3. continue working to establish our potager (a potager is a fancy word for kitchen garden. i used to throw it out there periodically to show off and then discovered i wasn’t pronouncing it correctly). i would love it if we could purchase less and less produce from the store and use more and more from our garden.
yes! this we did accomplish and were even able to grow veggies year ’round. i have cabbage, lettuce, and brussels sprouts happily growing along out there.
4. run the john 3:16 10k with a better finish time than last year.
5. complete the st. paddy’s day 5k in less than 32 min and 27 sec.
6. depending on whether or not we travel abroad to meet little one and when we could potentially travel, run the 15k tulsa run in october.
due to some ongoing health issues i’m still dealing with my running was very sporadic this year so the 5k, 10k, and 15k were out of the question. this was a big disappointment for me.
7. show some things on etsy and hopefully sell them. this is another repeat from last year which was a repeat from the year before. we’re getting there. at least now i know what i want to show, it is just a matter of executing it.
…aaaand this is another that had to be set aside in order to deal with set backs. sooooo…..
goals for 2012 (in no particular order of importance)
1. show somethings on etsy and hopefully sell them.
2. start making a quilt for our queen size bed. someone gave me a series of quilt patterns as a wedding gift and i have never made one. my grandmother made lots of quilts, and i always wanted to follow in her footsteps but i’ve just never done it. a quilt seems ridiculously ambitious in light of this potentially being a very busy year for us (more on that later on) but i’m afraid if i don’t just jump in and do it, it will never get done. we need a new bedspread, this is a great opportunity to start.
3. i want to be more punctual. i always seem to be running 5-15 minutes behind and have no excuse for it other than i spent too much time on facebook or was having a bad hair day.
4. begin to increase our garden space to about 4,750 square feet (including paths). are you shocked? yes, this can be done. i’m stoked.
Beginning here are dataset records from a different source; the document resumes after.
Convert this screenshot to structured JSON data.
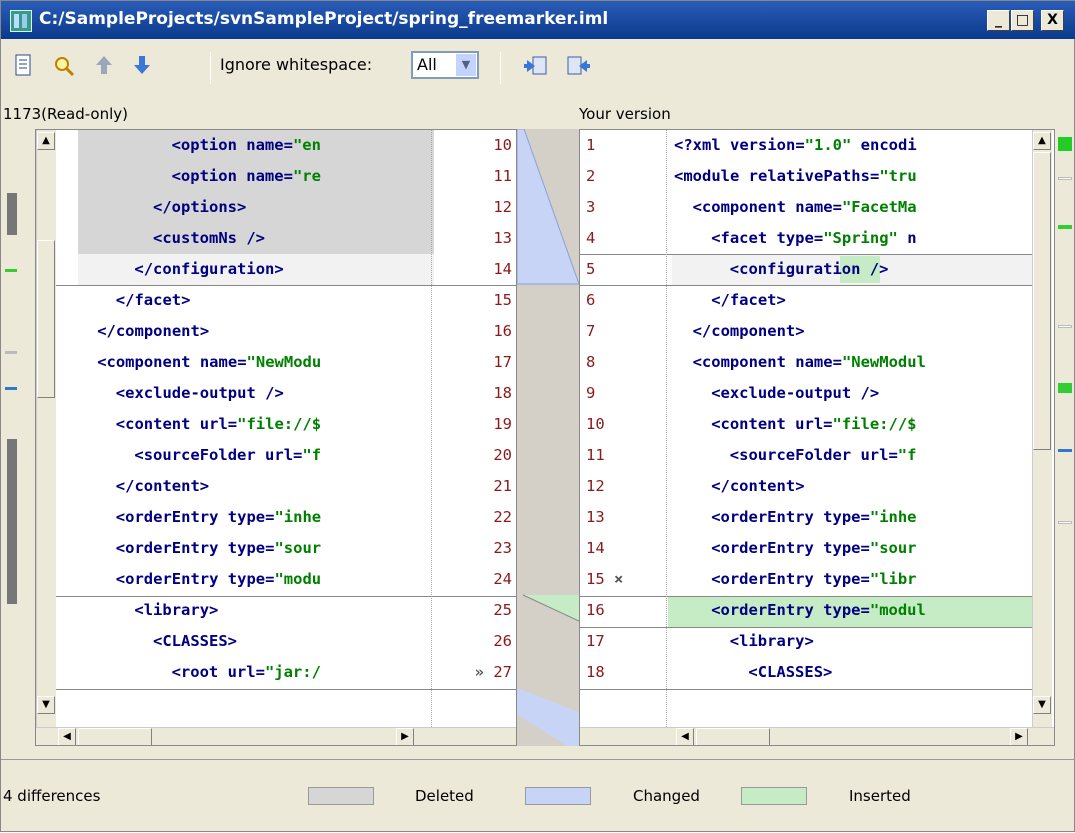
{
  "window": {
    "title": "C:/SampleProjects/svnSampleProject/spring_freemarker.iml",
    "controls": [
      "_",
      "□",
      "X"
    ]
  },
  "toolbar": {
    "icons": [
      "document-icon",
      "find-icon",
      "previous-diff-icon",
      "next-diff-icon",
      "apply-left-icon",
      "apply-right-icon"
    ],
    "ignore_whitespace_label": "Ignore whitespace:",
    "ignore_whitespace_value": "All"
  },
  "left": {
    "header": "1173(Read-only)",
    "lines": [
      {
        "num": "10",
        "text": "<option name=\"en"
      },
      {
        "num": "11",
        "text": "<option name=\"re"
      },
      {
        "num": "12",
        "text": "</options>"
      },
      {
        "num": "13",
        "text": "<customNs />"
      },
      {
        "num": "14",
        "text": "</configuration>"
      },
      {
        "num": "15",
        "text": "</facet>"
      },
      {
        "num": "16",
        "text": "</component>"
      },
      {
        "num": "17",
        "text": "<component name=\"NewModu"
      },
      {
        "num": "18",
        "text": "<exclude-output />"
      },
      {
        "num": "19",
        "text": "<content url=\"file://$"
      },
      {
        "num": "20",
        "text": "<sourceFolder url=\"f"
      },
      {
        "num": "21",
        "text": "</content>"
      },
      {
        "num": "22",
        "text": "<orderEntry type=\"inhe"
      },
      {
        "num": "23",
        "text": "<orderEntry type=\"sour"
      },
      {
        "num": "24",
        "text": "<orderEntry type=\"modu"
      },
      {
        "num": "25",
        "text": "<library>"
      },
      {
        "num": "26",
        "text": "<CLASSES>"
      },
      {
        "num": "27",
        "text": "<root url=\"jar:/",
        "marker": "»"
      }
    ]
  },
  "right": {
    "header": "Your version",
    "lines": [
      {
        "num": "1",
        "text": "<?xml version=\"1.0\" encodi"
      },
      {
        "num": "2",
        "text": "<module relativePaths=\"tru"
      },
      {
        "num": "3",
        "text": "<component name=\"FacetMa"
      },
      {
        "num": "4",
        "text": "<facet type=\"Spring\" n"
      },
      {
        "num": "5",
        "text": "<configuration />"
      },
      {
        "num": "6",
        "text": "</facet>"
      },
      {
        "num": "7",
        "text": "</component>"
      },
      {
        "num": "8",
        "text": "<component name=\"NewModul"
      },
      {
        "num": "9",
        "text": "<exclude-output />"
      },
      {
        "num": "10",
        "text": "<content url=\"file://$"
      },
      {
        "num": "11",
        "text": "<sourceFolder url=\"f"
      },
      {
        "num": "12",
        "text": "</content>"
      },
      {
        "num": "13",
        "text": "<orderEntry type=\"inhe"
      },
      {
        "num": "14",
        "text": "<orderEntry type=\"sour"
      },
      {
        "num": "15",
        "text": "<orderEntry type=\"libr",
        "marker": "×"
      },
      {
        "num": "16",
        "text": "<orderEntry type=\"modul"
      },
      {
        "num": "17",
        "text": "<library>"
      },
      {
        "num": "18",
        "text": "<CLASSES>"
      }
    ]
  },
  "status": {
    "differences": "4 differences",
    "legend": [
      {
        "label": "Deleted",
        "color": "#d6d6d6"
      },
      {
        "label": "Changed",
        "color": "#c8d4f5"
      },
      {
        "label": "Inserted",
        "color": "#c6ecc6"
      }
    ]
  }
}
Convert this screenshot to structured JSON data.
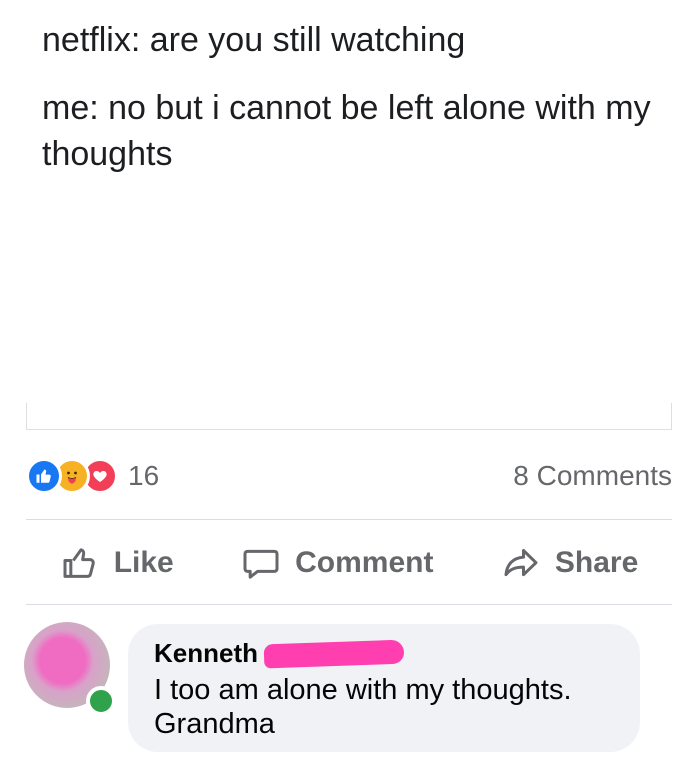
{
  "post": {
    "line1": "netflix: are you still watching",
    "line2": "me: no but i cannot be left alone with my thoughts"
  },
  "stats": {
    "reactions": [
      "like",
      "care",
      "love"
    ],
    "reaction_count": "16",
    "comment_count": "8 Comments"
  },
  "actions": {
    "like": "Like",
    "comment": "Comment",
    "share": "Share"
  },
  "comment": {
    "author": "Kenneth",
    "author_redacted": true,
    "text": "I too am alone with my thoughts. Grandma",
    "online": true
  },
  "colors": {
    "like_blue": "#1877f2",
    "love_red": "#f33e58",
    "care_yellow": "#f7b125",
    "online_green": "#31a24c",
    "redaction_pink": "#ff3fb0",
    "bubble_bg": "#f0f2f5"
  }
}
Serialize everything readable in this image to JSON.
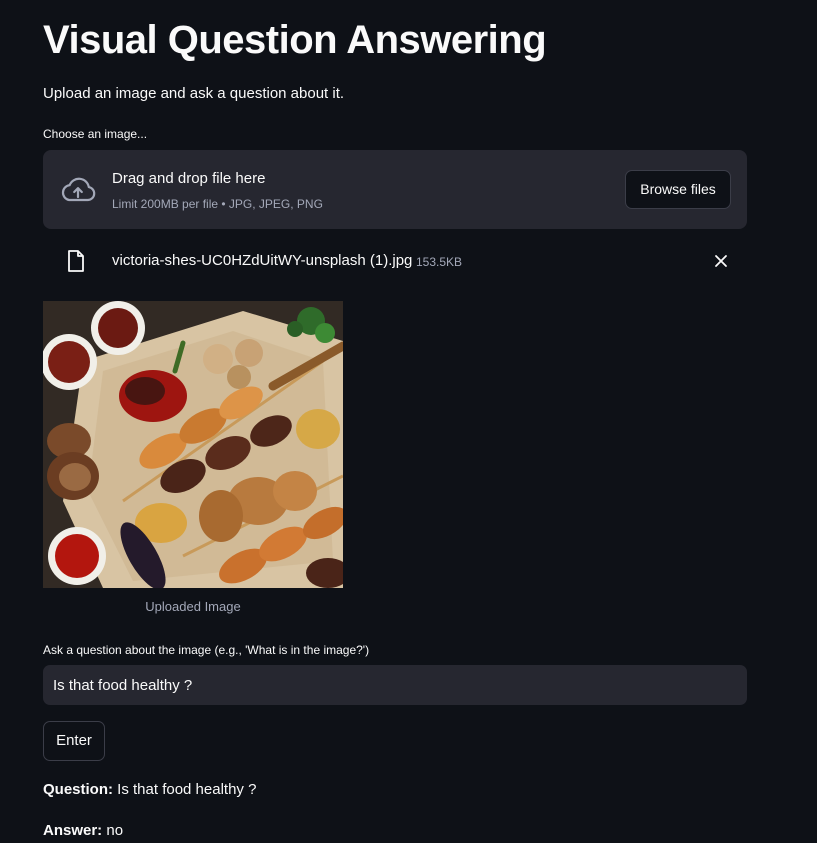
{
  "app": {
    "title": "Visual Question Answering",
    "subtitle": "Upload an image and ask a question about it."
  },
  "uploader": {
    "label": "Choose an image...",
    "drag_text": "Drag and drop file here",
    "limit_text": "Limit 200MB per file • JPG, JPEG, PNG",
    "browse_label": "Browse files",
    "icon": "cloud-upload-icon"
  },
  "file": {
    "name": "victoria-shes-UC0HZdUitWY-unsplash (1).jpg",
    "size": "153.5KB",
    "icon": "file-icon",
    "remove_icon": "close-icon"
  },
  "image": {
    "caption": "Uploaded Image",
    "subject": "grilled meat skewers, vegetables and sauces on flatbread"
  },
  "question": {
    "label": "Ask a question about the image (e.g., 'What is in the image?')",
    "value": "Is that food healthy ?"
  },
  "submit": {
    "label": "Enter"
  },
  "result": {
    "question_label": "Question:",
    "question_text": "Is that food healthy ?",
    "answer_label": "Answer:",
    "answer_text": "no"
  },
  "colors": {
    "background": "#0e1117",
    "surface": "#262730",
    "text": "#fafafa",
    "muted": "#a3a8b8"
  }
}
5. purchase three chickens.
6. while i would absolutely love to run that 15k in october, proceeded by a series of 5 and 10k’s; i’m just not sure that this will be the year so i’m not going to mark it as a goal. i would however like to commit to regular exercise whether that be yoga, walking, or light jogging.
….and once again
7. have a place for everything and everything in its place. that actually may happen this year, as i may not have much of a choice.
i like having seven goals. seven is a perfect number.
what are your goals for the upcoming year?